Quant au Général Ghazi Kanaan, chef des services de renseignements syriens au Liban pendant vingt ans 1982-2004 et commensal régulier de Rafic Hariri, il s’infligera, lui, la sanction de sa forfaiture à son bureau de ministre de l’intérieur syrien pour avoir favorisé, en contrepartie d’une gratification de 800 millions de dollars, la naturalisation libanaise de plusieurs dizaines de milliers de sunnites, en vue de valoriser la comptabilité démographique de la 3me grande communauté libanaise.

Déployés dans la plaine de la Beka’a, ces naturalisés serviront de vivier aux groupements terroristes islamistes Jabhat an Nosra et Daech, lors de la guerre de Syrie (2011-2018), conduisant le Hezbollah à mener six offensives victorieuses contre les terroristes islamistes en vue de pacifier la zone et de préserver le Liban de leurs attentats suicides.

Sur ordre de ses supérieurs, l’ancien vice roi du Liban se donnera la mort, le 12 octobre 2005, se soustrayant du coup à sa comparution devant le Tribunal Spécial sur le Liban chargé de juger les assassins de son soudoyeur.

L’ASSASSINAT DE RAFIC HARIRI, LA PISTE KHADDAM GHAZI KANAAN

Luxe suprême de perfidie, Abdel Halim Khaddam a même été soupçonné d’avoir trempé dans la conjuration visant à liquider son bienfaiteur, tant sont légendaires et sa fourberie et sa cupidité.

Le journaliste Richard Labévière, à l’expertise reconnue sur le Moyen Orient, soutient que Rafic Hariri, «l’ami de Jacques Chirac avait été vraisemblablement tué par des Syriens, certes, mais pas par ceux que l’on croit».

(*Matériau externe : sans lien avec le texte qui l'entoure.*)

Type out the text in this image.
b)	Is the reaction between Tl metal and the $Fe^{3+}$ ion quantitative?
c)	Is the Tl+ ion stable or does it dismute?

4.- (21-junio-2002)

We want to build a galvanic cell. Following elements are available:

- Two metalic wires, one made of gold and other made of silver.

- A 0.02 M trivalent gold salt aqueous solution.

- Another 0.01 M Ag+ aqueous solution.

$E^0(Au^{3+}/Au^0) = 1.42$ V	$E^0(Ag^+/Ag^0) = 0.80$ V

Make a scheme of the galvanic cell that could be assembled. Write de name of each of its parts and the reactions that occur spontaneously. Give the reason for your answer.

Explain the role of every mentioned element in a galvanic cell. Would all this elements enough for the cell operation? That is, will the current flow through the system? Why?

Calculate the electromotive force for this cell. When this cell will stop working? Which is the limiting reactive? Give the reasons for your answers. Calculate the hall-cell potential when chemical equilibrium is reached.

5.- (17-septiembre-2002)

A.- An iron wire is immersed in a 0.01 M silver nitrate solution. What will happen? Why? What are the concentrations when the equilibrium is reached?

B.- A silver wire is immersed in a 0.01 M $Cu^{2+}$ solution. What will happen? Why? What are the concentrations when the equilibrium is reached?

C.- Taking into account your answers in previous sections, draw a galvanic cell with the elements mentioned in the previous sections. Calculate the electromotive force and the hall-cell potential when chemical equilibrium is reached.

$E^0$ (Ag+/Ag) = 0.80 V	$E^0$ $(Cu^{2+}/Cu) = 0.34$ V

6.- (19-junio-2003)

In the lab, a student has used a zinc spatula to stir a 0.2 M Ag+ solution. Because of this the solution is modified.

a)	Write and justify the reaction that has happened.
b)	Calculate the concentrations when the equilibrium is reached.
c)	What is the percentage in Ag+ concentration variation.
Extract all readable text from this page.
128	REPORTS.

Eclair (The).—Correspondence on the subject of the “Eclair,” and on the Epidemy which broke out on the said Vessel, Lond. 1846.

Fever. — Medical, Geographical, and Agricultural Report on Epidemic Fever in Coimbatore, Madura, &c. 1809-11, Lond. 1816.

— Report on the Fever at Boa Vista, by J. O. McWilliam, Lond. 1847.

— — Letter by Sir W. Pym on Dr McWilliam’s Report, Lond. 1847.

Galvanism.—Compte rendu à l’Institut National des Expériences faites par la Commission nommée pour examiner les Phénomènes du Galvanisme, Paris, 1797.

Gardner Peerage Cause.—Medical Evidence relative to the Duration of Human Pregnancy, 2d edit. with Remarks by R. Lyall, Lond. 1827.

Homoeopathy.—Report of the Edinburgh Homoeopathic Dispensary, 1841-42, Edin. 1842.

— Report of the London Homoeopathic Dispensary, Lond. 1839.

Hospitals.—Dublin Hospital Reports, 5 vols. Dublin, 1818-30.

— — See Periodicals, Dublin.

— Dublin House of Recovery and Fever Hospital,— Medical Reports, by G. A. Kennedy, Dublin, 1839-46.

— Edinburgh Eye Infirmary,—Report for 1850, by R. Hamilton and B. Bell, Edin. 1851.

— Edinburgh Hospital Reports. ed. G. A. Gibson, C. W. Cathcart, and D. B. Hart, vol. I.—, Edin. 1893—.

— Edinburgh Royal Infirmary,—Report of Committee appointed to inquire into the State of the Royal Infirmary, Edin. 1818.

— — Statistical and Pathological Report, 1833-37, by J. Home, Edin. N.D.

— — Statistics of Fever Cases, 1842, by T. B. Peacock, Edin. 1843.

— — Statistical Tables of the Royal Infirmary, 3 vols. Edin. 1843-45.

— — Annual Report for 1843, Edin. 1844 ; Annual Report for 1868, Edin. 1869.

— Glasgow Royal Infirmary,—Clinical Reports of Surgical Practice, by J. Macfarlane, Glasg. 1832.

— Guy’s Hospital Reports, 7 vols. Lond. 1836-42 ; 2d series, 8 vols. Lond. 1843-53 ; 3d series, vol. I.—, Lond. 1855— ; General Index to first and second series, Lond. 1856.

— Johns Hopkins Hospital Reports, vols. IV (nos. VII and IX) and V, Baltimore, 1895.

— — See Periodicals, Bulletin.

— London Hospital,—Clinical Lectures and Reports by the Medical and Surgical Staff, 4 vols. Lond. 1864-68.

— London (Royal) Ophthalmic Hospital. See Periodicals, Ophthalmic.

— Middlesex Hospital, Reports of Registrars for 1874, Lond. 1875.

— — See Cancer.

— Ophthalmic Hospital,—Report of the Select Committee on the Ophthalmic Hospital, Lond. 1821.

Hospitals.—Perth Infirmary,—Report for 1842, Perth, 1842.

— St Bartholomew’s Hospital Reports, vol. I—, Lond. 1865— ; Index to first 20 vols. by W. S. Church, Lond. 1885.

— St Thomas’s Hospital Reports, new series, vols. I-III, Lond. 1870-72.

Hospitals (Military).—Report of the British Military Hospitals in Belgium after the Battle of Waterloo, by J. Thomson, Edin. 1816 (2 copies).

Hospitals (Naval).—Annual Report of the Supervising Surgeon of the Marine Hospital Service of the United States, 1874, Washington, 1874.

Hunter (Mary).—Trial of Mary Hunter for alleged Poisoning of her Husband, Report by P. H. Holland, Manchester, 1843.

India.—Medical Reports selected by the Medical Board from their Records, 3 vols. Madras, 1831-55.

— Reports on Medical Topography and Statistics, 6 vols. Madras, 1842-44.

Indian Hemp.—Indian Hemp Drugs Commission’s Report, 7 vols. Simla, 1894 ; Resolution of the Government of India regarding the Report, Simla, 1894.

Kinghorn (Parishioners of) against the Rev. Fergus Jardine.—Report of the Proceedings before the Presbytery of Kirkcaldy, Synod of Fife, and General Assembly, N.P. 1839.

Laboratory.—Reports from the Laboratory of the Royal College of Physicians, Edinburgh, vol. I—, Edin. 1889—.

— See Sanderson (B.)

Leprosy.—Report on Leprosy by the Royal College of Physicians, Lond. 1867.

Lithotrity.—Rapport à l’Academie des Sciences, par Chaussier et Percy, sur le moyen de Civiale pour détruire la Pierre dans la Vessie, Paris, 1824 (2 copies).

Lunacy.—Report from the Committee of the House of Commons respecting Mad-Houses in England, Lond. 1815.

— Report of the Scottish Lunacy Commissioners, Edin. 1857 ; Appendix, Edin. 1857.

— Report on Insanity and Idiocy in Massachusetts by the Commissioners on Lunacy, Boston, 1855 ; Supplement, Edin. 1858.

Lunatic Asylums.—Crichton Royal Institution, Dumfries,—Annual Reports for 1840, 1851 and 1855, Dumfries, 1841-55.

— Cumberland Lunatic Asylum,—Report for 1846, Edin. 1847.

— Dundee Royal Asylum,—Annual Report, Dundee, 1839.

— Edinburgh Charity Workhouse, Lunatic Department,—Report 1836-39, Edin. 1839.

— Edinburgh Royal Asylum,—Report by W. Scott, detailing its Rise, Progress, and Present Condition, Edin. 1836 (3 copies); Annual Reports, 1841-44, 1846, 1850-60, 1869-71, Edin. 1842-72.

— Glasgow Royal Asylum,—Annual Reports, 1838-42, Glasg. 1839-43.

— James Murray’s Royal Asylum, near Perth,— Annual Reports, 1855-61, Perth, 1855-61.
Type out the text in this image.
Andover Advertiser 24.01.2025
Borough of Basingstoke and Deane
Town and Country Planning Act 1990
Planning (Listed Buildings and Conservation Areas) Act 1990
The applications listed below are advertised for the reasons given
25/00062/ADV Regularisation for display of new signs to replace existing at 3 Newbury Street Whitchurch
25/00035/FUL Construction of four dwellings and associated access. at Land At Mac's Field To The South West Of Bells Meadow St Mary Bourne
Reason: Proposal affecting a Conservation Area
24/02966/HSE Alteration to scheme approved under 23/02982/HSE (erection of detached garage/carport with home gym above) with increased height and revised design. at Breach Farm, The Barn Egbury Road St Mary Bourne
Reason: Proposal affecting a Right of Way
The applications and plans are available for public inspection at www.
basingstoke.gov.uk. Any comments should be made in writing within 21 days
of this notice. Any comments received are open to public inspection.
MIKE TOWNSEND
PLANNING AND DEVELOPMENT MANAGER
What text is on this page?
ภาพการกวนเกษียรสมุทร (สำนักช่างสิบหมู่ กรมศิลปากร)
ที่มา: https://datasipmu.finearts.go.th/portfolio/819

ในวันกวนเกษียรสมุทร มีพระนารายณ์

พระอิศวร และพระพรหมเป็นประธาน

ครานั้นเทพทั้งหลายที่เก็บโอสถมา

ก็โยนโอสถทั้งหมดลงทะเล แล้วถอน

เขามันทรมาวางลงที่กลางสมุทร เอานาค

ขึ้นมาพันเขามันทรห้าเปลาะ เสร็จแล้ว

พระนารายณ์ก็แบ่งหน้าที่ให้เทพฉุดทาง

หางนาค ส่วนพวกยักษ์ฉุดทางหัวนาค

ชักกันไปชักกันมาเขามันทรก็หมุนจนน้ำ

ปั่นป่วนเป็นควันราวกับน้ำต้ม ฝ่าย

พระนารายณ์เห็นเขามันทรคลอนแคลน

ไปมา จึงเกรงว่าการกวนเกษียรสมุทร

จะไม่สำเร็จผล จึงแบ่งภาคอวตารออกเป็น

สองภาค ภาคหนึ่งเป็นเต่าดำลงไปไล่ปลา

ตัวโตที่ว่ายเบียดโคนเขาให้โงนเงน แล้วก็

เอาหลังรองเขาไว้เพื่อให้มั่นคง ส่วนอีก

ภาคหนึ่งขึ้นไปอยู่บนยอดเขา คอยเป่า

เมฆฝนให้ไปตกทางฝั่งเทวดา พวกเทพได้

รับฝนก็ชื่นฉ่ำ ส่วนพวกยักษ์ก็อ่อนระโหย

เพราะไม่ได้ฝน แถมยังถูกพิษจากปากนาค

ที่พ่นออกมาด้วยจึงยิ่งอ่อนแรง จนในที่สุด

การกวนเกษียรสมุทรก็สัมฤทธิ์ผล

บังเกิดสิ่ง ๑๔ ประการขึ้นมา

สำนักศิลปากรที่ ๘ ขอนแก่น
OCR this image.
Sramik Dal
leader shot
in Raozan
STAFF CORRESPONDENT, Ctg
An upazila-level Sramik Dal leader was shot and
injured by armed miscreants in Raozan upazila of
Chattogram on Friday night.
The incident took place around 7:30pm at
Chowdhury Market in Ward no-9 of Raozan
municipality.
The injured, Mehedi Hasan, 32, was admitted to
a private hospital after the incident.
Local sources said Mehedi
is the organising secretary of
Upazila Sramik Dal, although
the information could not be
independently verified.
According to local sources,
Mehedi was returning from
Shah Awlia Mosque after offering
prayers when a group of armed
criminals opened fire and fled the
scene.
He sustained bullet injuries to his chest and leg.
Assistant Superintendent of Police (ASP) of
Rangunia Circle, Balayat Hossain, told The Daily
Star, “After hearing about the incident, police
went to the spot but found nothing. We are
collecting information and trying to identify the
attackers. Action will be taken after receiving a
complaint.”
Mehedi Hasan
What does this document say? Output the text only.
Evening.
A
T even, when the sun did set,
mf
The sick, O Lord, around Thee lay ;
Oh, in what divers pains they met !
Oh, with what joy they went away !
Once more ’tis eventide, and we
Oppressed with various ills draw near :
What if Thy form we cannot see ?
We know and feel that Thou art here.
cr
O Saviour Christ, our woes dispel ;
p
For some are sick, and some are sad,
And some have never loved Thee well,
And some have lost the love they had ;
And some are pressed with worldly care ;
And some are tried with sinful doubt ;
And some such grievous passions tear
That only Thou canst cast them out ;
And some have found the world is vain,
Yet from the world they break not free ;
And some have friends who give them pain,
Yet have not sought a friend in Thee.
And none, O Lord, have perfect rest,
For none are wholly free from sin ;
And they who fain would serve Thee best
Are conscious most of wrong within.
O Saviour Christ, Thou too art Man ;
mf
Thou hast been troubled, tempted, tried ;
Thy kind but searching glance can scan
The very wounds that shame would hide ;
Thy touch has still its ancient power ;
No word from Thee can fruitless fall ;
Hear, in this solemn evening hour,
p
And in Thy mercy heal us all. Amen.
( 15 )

«A la mort d’Hafez Al-Assad, Abdel Halim Khadam est devenu président par intérim du 10 juin au 17 juillet 2000, puis vice-président avant de faire brusquement défection et de s’installer avec sa famille à Paris.

Plusieurs sources autorisées soupçonnent ce grand dignitaire sunnite d’avoir préparé un coup d’État contre Bachar avec l’aide de Ghazi Kanaan et de plusieurs généraux de l’armée syrienne…«Avec l’appui de plusieurs services étrangers, ce cercle pro-saoudien aurait monté l’assassinat de Rafic Hariri, persuadé qu’un tel événement permettrait le renversement de Bachar al-Assad et leur prise de pouvoir», écrit Richard Labévière.

Amplement gratifié de sa forfaiture d’un somptueux cadeau, -la résidence du nabab pétrolier grec, Aristote Onassis, sur la plus célèbre artère de la capitale française, l’Avenue Foch—le renégat Khaddam devra livrer bataille devant la justice française afin de se maintenir dans les lieux, alors que son pendant français, l’ancien président Jacques Chirac avait droit à un appartement avec vue sur Seine Quai Voltaire à Paris.

Judas a trahi son Seigneur pour trente deniers. D’autres trahisons valent certes leur pesant d’or mais accablent le renégat d’un discrédit pour l’éternité. Et pour le bien nommé Khaddam, -dont le patronyme en arabe signifie littéralement «le laquais»-, le titre peu envié de «Grand Commandeur dans l’ordre de la Chevalerie de la traîtrise».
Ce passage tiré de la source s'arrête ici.